Task 1: Post-editing and rescoring of automatic speech recognition results
The goal of this task is to create a system for converting a sequence of words from a specific automatic speech recognition (ASR) system into another sequence of words that more accurately describes the actual spoken utterance. The training data will consist of utterance pairs each pair containing an utterance generated by the output of the ASR and an utterance containing the correct transcription of the utterance.
Task 2: Morphosyntactic tagging of Middle, New and Modern Polish
Morphosyntactic disambiguation is one of the most classic NLP problems. For nearly ten years the development and evaluation of morphosyntactic taggers for Polish were focused on the same dataset, namely NKJP1M. Our shared task provides an opportunity to build new systems or tune existing ones to test them in a slightly different environment of more diverse and less standardised historical data. Although the data may seem to be unusual and atypical for everyday applications of NLP tools, the best performing solutions may be deployed in a growing number of projects aimed at building historical corpora of various periods of Polish.
Task 3: Word sense disambiguation
The main aim of the task is to identify the correct meaning (sense) for each ambiguous word appearing in the text. In this task we would like to focus on knowledge-based approaches to the problem of word sense disambiguation by using available language resources (mainly wordnets and existing thesauri), and weakly supervised approaches making use of small annotated data (a seed) with bootstrapping methods (semi-supervised learning) and the knowledge extracted from large unstructured textual corpora.
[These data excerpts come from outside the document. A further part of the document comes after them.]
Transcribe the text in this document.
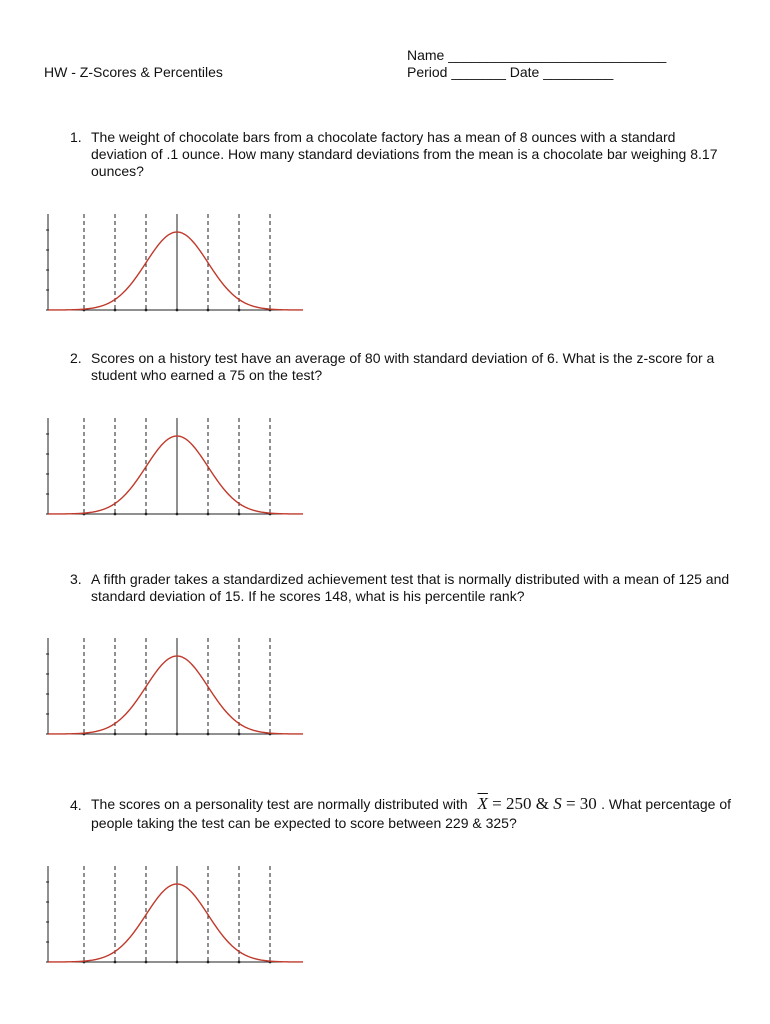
HW - Z-Scores & Percentiles
Name ____________________________
Period _______ Date _________
1. The weight of chocolate bars from a chocolate factory has a mean of 8 ounces with a standard deviation of .1 ounce. How many standard deviations from the mean is a chocolate bar weighing 8.17 ounces?
2. Scores on a history test have an average of 80 with standard deviation of 6. What is the z-score for a student who earned a 75 on the test?
3. A fifth grader takes a standardized achievement test that is normally distributed with a mean of 125 and standard deviation of 15. If he scores 148, what is his percentile rank?
4. The scores on a personality test are normally distributed with $\overline{X} = 250$ & S = 30 . What percentage of
people taking the test can be expected to score between 229 & 325?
Task 4: Information extraction and entity typing from long documents with complex layouts
The challenge is about information acquisition and inference in the field of natural language processing. Collecting information from real, long documents must deal with complex page layouts by integrating found entities along multiple pages and text sections, tables, plots, forms, etc. To encourage progress in deeper and more complex information extraction, we present a dataset in which systems have to find the most important information about different types of entities from formal documents. These units are not only classes from the systems for recognising units with a standard name (NER) (e.g. person, location or organisation), but also the roles of units in whole documents (e.g. chairman of the board, date of issue).